Aku melihat gadis yang sama dengan yang kemarin. Ia terbaring di atas ranjang pasien dengan infus yang terpasang pada tangannya. Ada sebuah senyuman pada wajahnya, berbeda dengan wajahnya kemarin yang dipenuhi dengan ketakutan.

"Da Sie alle hier sind, möchte ich Ihnen danken²" ucap perempuan itu kepada kami bertiga.

"Ohne dich hätte ich nicht unbedingt die Chance, meine Augen zu öffnen³"

"Ich möchte mich auch für dieses Problem entschuldigen⁴" lanjut perempuan itu.

"Mach dir keine Vorwürfe, niemand will in dieser Position sein⁵" ucap Alvaro sambil tersenyum kepada perempuan itu, dilanjutkan dengan perempuan itu yang ikut tersenyum, begitu juga dengan Julian.

Aku menghampirinya dan memberikan sebuah pelukan. Aku berharap pelukanku itu dapat memberinya sedikit tenaga atas apa yang baru saja terjadi padanya.

"I didn't help much but,  I just want to say that you are a tough girl, you know that right?" ucapku, yang kemudian diterjemahi oleh Alvaro kepada gadis itu.

Ia mengangguk dan kembali memelukku.

Aku dan Julian terlebih dahulu keluar meninggalkan ruangan itu, sedangkan Alvaro berjalan di belakang kami.

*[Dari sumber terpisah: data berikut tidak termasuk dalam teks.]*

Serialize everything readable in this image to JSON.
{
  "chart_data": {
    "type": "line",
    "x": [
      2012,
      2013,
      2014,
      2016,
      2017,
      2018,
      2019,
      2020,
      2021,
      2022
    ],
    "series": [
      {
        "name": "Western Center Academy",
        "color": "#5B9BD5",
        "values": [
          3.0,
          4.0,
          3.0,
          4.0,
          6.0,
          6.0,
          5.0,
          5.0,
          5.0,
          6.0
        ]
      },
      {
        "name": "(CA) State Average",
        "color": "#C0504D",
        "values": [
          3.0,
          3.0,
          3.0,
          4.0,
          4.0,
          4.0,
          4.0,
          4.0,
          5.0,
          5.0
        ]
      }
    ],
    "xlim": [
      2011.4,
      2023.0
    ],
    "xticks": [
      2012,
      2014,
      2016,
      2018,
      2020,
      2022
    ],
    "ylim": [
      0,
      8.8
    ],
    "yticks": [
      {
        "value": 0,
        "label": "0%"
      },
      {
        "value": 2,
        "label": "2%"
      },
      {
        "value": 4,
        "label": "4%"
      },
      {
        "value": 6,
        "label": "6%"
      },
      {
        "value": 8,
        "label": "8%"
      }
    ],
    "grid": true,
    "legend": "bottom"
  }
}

"Ich hatte meine Augen geöffnet und sah ihn gestern vor dir weinen Ist sie deine Freundin?⁶" ucap gadis itu, membuat langkah kaki Alvaro terhenti.

"Umm-"

"dann hoffe ich, dass Sie sich weiterhin darum kümmern. Als hätte er Angst, dich gestern zu verlieren⁷"

Alvaro tersenyum tipis. Gadis ini tau banyak, pikirnya.

"ich werde⁸" ucap Alvaro.


"Gue ga kebayang gimana rasanya kalau gue ada di posisi gadis itu. Setiap hari dia harus berurusan sama laki-laki yang umurnya jauh diatasnya dan melakukan hal yang bahkan tidak diinginkan oleh dirinya sendiri, menyeramkan" ucapku.

Alvaro menghela nafas panjang.

"Begitulah, lo ga bisa berharap semua manusia bisa bertindak sesuai dengan apa yang menurut lo benar"

"Alva"

"Hm?"

"Gak semua cowo kayak gitu kan?"

Alvaro tertawa kecil sebelum membalas ucapanku.

"Gue ngak kok"

"Gue tau" balasku.


¹mereka sudah di sini
²karena kalian semua ada di sini, aku ingin mengucapkan terima kasih.
³tanpa kalian, aku belum tentu mendapatkan kesempatan untuk membuka kedua mataku.
⁴aku juga ingin minta maaf terkait masalah ini
⁵jangan menyalahkan diri anda sendiri, tidak ada yang ingin berada pada posisi tersebut.
aku sempat membuka kedua mataku dan melihatnya menangis di depanmu kemarinapakah dia pacarmu?
jika iya, aku harap kau terus menjaganya. Layaknya iayang takut kehilanganmu kemarin.